• La Mort resserra ses doigts squelettiques sur les rênes de sa monture. Elle tourna la tête à droite, puis à gauche. Enfin, elle contempla le monde à ses pieds. Quel beau bordel, quand même. La fin du monde, elle attendait ça depuis des millénaires. Pouvoir chevaucher vaillamment avec les copines, répandre terreur et destruction, donner un coup de pouce à un monde en pleine autodestruction et puis, plus tard, y penser avec un béat sentiment de travail accompli. Des millénaires, je vous dis ! Elle avait même pensé à recharger la batterie de son appareil photo pour avoir des souvenirs !

    Mais elle ne voyait pas cela comme… ça. Elle n’avait pas bien compris ce qu’il s’était passé, d’ailleurs. Elle rentrait à peine de son service, avait averti les nouveaux cadavres de leur état, comme d’habitude… Et puis, un de ses assistants avait déboulé, comme fou. Il balançait les bras dans tous les sens en hurlant que la fin du monde approchait et qu’il faudrait penser à la Chevauchée. Ni une, ni deux, la Mort avait sauté sur son cheval (qui avait émis un grognement désapprobateur, d’ailleurs (oui, le cheval de la Mort peut grogner, c’est un cheval spécial (en même temps, avec une cavalière pareille… (bah oui, on dit « la » mort, non ?)))) et s’était précipitée au Sommet du monde pour évaluer la situation. Et découvrir que c’était, passez-moi l’expression, un vrai foutoir. Apparemment, la fin du monde avait comme origine un désaccord.

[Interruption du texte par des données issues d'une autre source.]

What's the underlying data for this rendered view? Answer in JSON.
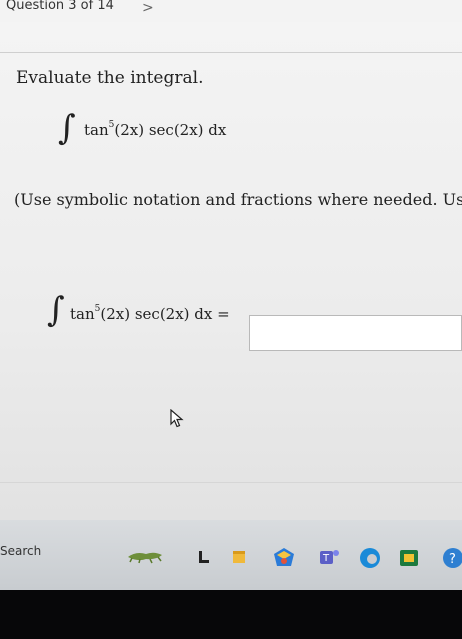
{
  "header": {
    "question_label": "Question 3 of 14",
    "next_symbol": ">"
  },
  "main": {
    "prompt": "Evaluate the integral.",
    "integral": {
      "sign": "∫",
      "tan_label": "tan",
      "tan_exp": "5",
      "rest": "(2x) sec(2x) dx"
    },
    "instructions": "(Use symbolic notation and fractions where needed. Use C f",
    "answer": {
      "sign": "∫",
      "tan_label": "tan",
      "tan_exp": "5",
      "rest": "(2x) sec(2x) dx =",
      "value": ""
    }
  },
  "taskbar": {
    "search_label": "Search",
    "icons": [
      "lizard-widget-icon",
      "task-view-icon",
      "file-explorer-icon",
      "store-icon",
      "teams-icon",
      "edge-icon",
      "office-icon",
      "help-icon"
    ]
  }
}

    Un désaccord au sujet de la fin du monde. D’un côté, ceux qui maintenaient mordicus que les maya avaient raison et que 2012 (la Mort vérifia sur son calendrier : oui, on était bien en 2012) marquerait la fin du monde. De l’autre, les sceptiques qui ne croyaient pas, je cite « à ces balivernes nostradamusiaques tout juste bons à effrayer mon chien, et encore, mon chien n’est pas si crédule ». Apparemment, le camp des partisans mayas, exaspéré par l’ironie impie des sceptiques, avait orchestré un magnifique soulèvement mondial. Sans perdre une seconde, les sceptiques avaient répliqué. Cela avait commencé par des manifestations pacifiques. Allez savoir comment on en était arrivé à des combats de rues avec agrafeuses dans un environnement post apocalyptique.

    « Je peux te raconter, si tu veux, intervint une voix derrière la Mort »

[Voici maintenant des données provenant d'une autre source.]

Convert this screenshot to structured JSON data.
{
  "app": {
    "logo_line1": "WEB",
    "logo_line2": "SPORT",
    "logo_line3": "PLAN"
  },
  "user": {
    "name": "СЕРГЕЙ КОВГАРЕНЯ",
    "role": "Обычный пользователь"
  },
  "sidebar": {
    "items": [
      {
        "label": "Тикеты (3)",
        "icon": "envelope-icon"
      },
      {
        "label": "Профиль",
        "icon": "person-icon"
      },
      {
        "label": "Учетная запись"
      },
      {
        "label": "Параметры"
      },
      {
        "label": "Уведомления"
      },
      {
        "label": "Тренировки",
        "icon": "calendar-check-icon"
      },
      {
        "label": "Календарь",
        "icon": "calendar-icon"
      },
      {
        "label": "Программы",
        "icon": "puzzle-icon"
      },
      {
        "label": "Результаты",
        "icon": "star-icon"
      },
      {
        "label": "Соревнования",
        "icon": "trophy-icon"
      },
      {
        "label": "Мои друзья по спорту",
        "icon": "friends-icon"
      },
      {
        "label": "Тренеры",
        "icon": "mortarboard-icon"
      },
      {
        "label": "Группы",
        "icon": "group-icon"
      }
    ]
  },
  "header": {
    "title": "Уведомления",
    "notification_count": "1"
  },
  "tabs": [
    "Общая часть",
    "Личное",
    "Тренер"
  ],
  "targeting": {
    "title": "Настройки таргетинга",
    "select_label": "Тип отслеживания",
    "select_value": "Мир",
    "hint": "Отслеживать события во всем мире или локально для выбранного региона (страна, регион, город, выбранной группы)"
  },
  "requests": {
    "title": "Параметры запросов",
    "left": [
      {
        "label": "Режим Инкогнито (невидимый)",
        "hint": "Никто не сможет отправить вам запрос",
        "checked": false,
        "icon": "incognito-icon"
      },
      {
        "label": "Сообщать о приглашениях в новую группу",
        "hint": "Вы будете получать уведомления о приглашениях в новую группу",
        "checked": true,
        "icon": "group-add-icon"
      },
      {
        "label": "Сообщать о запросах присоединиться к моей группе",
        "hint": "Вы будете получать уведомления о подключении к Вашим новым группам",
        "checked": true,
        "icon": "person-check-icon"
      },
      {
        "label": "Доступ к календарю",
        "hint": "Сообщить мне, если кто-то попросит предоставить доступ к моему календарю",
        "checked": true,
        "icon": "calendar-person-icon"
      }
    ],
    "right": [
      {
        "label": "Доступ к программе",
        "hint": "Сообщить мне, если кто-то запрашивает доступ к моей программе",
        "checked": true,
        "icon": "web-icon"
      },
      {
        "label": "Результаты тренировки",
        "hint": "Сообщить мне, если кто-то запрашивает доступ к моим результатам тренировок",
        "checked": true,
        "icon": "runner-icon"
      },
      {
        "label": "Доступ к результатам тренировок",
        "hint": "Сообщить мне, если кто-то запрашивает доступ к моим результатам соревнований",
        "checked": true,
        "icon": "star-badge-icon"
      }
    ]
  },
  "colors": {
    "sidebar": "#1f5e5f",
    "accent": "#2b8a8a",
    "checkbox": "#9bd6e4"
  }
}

    Parée d’une cape rouge sang, les cheveux en bataille et les mains maculées de sang, la Guerre s’approcha. Elle adressa un sourire à l’autre Cavalière, découvrant ses dents pointues et tranchantes comme la lame du couteau de Rambo (c’est-à-dire capable de trancher n’importe quoi en deux, et quand je dis n’importe quoi, c’est vraiment n’importe quoi, comme un char d’assaut ou un smarties). La Mort rendit son sourire à la Guerre. Après tout, les deux Cavalières étaient amies de longue date et, depuis leurs débuts en tant qu’Apocalyptiques, elles ne s’étaient que rarement séparé.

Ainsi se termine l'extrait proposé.